At Second Reading, the Minister was also questioned about the impact on businesses. Rather than giving us a detailed answer, we heard the same line from the department that 940,000 employers will pay more in NICs contributions through the jobs tax. If the Committee is to make progress on the Bill, it would be helpful to know exactly which sectors the Treasury expects to be hit hardest and what proportion of employers in those sectors are expected to see their liabilities increase. That is what Amendment 61 requires.
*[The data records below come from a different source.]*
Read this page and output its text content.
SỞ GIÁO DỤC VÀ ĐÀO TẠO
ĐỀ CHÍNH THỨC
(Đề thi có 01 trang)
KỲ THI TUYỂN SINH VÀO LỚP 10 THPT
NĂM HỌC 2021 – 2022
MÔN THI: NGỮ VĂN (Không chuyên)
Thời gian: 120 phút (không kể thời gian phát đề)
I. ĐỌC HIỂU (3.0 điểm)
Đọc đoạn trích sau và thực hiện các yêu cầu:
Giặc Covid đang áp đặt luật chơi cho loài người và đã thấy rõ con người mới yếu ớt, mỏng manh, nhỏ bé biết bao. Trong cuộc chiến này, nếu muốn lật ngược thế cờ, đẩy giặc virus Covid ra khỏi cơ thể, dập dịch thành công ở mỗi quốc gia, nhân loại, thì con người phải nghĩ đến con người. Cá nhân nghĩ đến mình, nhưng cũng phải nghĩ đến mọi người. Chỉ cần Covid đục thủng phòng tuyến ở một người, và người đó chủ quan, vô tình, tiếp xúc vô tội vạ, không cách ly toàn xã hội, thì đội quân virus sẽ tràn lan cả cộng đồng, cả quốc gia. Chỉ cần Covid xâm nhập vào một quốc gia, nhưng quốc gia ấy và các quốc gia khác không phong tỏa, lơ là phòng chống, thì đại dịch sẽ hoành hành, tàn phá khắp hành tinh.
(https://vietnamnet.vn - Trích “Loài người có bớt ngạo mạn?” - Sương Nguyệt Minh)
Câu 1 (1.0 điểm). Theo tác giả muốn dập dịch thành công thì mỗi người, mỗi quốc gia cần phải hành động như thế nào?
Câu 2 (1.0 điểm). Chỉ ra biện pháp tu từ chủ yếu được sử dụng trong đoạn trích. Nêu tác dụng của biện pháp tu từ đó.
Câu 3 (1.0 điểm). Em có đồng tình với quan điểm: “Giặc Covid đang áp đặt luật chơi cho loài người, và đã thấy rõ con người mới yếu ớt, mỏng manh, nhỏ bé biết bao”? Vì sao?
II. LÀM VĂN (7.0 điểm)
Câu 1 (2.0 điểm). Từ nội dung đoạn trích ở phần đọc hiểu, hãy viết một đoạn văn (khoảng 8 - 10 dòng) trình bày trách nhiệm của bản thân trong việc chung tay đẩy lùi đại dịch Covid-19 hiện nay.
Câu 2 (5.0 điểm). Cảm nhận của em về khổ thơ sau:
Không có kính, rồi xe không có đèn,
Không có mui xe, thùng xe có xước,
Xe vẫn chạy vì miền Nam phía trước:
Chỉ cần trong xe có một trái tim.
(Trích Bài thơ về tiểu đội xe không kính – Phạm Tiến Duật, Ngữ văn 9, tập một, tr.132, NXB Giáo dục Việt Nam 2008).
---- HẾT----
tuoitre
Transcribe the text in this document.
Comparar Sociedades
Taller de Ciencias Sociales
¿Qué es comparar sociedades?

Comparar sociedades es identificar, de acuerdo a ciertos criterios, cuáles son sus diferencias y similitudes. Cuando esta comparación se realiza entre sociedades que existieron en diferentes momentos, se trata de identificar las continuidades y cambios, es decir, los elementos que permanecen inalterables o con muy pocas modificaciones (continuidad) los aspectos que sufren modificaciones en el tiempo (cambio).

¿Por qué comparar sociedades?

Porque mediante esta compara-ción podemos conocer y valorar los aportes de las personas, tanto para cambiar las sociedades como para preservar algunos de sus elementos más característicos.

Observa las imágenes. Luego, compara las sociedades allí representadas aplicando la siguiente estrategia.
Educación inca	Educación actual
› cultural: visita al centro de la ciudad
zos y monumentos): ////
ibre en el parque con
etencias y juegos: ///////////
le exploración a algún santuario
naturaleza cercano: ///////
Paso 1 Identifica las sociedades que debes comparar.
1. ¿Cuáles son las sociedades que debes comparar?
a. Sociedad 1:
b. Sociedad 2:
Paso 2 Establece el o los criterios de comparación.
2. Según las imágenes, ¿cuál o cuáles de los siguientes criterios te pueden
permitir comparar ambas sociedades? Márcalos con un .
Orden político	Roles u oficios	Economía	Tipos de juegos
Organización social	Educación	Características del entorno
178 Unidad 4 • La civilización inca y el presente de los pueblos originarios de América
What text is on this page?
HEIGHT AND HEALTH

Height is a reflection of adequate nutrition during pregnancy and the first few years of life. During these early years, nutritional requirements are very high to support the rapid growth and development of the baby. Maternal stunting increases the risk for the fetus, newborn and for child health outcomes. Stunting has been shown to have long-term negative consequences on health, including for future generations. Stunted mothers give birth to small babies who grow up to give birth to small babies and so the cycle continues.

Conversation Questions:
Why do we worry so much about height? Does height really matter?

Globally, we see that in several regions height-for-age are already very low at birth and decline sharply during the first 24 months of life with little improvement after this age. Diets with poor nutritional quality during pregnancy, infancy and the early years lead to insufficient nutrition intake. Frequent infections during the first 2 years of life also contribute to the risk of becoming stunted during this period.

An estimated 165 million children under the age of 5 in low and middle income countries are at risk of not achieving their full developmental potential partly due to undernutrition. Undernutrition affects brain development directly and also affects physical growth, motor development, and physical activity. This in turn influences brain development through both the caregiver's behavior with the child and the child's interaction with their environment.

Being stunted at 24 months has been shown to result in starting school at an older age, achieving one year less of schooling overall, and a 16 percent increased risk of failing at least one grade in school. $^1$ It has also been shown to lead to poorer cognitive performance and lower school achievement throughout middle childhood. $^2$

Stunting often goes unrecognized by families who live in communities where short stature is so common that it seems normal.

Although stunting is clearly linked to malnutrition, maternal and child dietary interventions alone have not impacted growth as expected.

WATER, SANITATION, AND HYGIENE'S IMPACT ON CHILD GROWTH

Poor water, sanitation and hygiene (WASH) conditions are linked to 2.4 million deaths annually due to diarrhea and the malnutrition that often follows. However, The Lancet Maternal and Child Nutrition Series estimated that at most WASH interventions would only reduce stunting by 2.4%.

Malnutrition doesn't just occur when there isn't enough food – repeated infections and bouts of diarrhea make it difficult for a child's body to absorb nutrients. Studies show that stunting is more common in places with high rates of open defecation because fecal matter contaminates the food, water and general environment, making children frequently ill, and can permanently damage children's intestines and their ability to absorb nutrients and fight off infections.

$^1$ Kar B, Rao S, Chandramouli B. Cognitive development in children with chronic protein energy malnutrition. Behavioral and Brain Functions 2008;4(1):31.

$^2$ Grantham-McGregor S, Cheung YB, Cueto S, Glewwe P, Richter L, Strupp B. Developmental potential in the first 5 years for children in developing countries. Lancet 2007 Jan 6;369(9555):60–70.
The Government owe it to Parliament and employers and employees in different sectors to explain much more clearly what the effect of the jobs tax will be. Where will it bite, who will it bite, and which sectors will be worst affected? It is a long list—some have already been discussed today—but, looking forward, we are interested in GPs, dentists, social care providers, hospices, small businesses, early years care providers, universities, charities, farms, retail and hospitality. There may be others, but the NICs changes are a blunt instrument, and we need a review clause of the kind that we have seen in other Bills, because of their scale, importance and bluntness. I especially look forward to hearing from my noble friend Lady Lawlor on the employment aspects.
Finally, I draw the Committee’s attention to the Government’s own Guide to Making Legislation which states:
“The final impact assessment must be made available alongside bills published in draft for pre-legislative scrutiny or introduced to Parliament”.
I know that the Treasury has its own rules and does not like to be held to account on finance matters. However, given the enormous effect that the Bill will have on so many businesses, it seems inappropriate that the Government have not published a full assessment in this case, in the same way that they do with other Bills. The decision not to publish an impact assessment is hardly in line with the commitment made by the Leader of the House of Commons in a Written Answer of 17 January. This was a refreshing approach by the new Government, overtaking the practice of the previous Government. In that Answer, she wrote:
“The Government is committed to ensuring Parliament has the information it needs to hold the Government to account and to understand the impact of legislation”.
Transparency is the route to better government, and it is a pity that the full rules for impact assessment on Bills, with an independent Regulatory Policy Committee review, do not apply to the Treasury. I beg to move and look forward to other contributions.
My Lords, it is a great pleasure to follow my noble friend Lady Neville-Rolfe, and I support her amendment. My amendments in this group are Amendment 15 to Clause 1, on the increase in the rate of secondary class 1 contributions; Amendment 37 to Clause 2, on the lowering of the threshold for secondary class 1 contributions; and Amendment 57, on increasing employment allowances and removing the £100,000 cap. They are aimed at ensuring that an adequate impact assessment is made available to both Houses of Parliament for each of the proposed changes before the Act comes into force and after it has been in operation.